PaddleOCR
PaddleOCR copied to clipboard
Bounding box in the same line break down into smaller ones after finetuning
Hi everyone, I have used a custom dataset (forms and documents) to finetune on chinese+english detection, using the following:
config: ch_PP-OCRv3_det_student.yml pretrain_model: ./pretrain_models/ch_PP-OCRv3_det_distill_train/student
Using pretrained model, the detected text in the same line of the document are in the same bounding box, while missing quite many text; After finetuning, recall increases but text in the same line are separated into a lot of smaller bounding boxes.
Does anyone experience the same issue?
Using pretrained model, the detected text in the same line of the document are in the same bounding box, because the training data are labeled in text-line level. After finetuning, recall increases but text in the same line are separated into a lot of smaller bounding boxes, maybe your training data are labeled in word-level? The annotation format is suggested to be unified to fully take advantage of the pretrained model.
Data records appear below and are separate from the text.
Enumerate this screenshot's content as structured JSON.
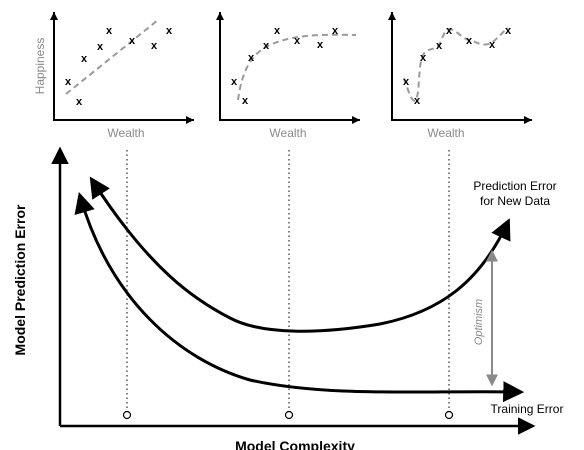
{
  "scatter_panels": [
    {
      "id": "underfit",
      "ylabel": "Happiness",
      "xlabel": "Wealth",
      "fit": "linear"
    },
    {
      "id": "goodfit",
      "ylabel": "",
      "xlabel": "Wealth",
      "fit": "smooth-curve"
    },
    {
      "id": "overfit",
      "ylabel": "",
      "xlabel": "Wealth",
      "fit": "wiggly-curve"
    }
  ],
  "point_marker": "x",
  "main_chart": {
    "ylabel": "Model Prediction Error",
    "xlabel": "Model Complexity",
    "curves": [
      {
        "name": "Prediction Error for New Data",
        "label_line1": "Prediction Error",
        "label_line2": "for New Data"
      },
      {
        "name": "Training Error",
        "label": "Training Error"
      }
    ],
    "gap_annotation": "Optimism"
  },
  "colors": {
    "axis": "#000000",
    "fit_line": "#9a9a9a",
    "muted_text": "#8a8a8a"
  }
}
Some tips: before finetuning the model, you can try to adjust the post-processing parameters, which can often boost the performance in form and documents scenes.
Yes, I am using a unified annotaion format (labelling all text in the same text line as one bbox). Thank you for the suggestion on modifying post-processing params.
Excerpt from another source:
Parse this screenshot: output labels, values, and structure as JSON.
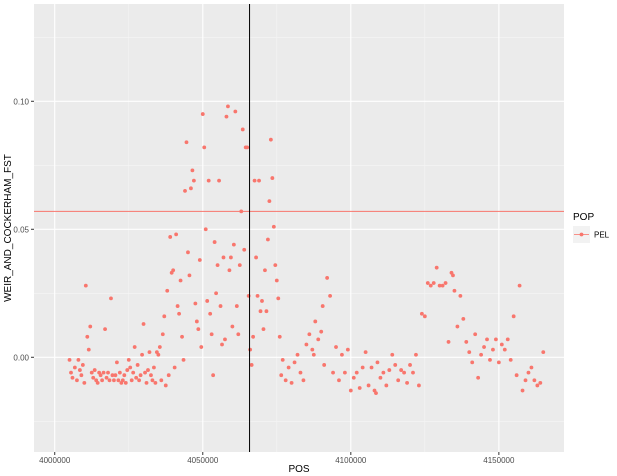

I am reading through the tips in documentation (https://github.com/PaddlePaddle/PaddleOCR/blob/release/2.6/doc/doc_ch/finetune.md)
- PP-OCR提供的预训练模型有较好的泛化能力
- 加入少量真实数据(检测任务>=500张, 识别任务>=5000张),会大幅提升垂类场景的检测与识别效果
- 在模型微调时,加入真实通用场景数据,可以进一步提升模型精度与泛化性能
- 在图像检测任务中,增大图像的预测尺度,能够进一步提升较小文字区域的检测效果
- 在模型微调时,需要适当调整超参数(学习率,batch size最为重要),以获得更优的微调效果。
For point 2, is 真实数据 referring to scene text data such as those from ICDAR 2015 challenge?
- 在模型微调时,加入真实通用场景数据,可以进一步提升模型精度与泛化性能
真实数据 means data collected from real scene, other than synthesized.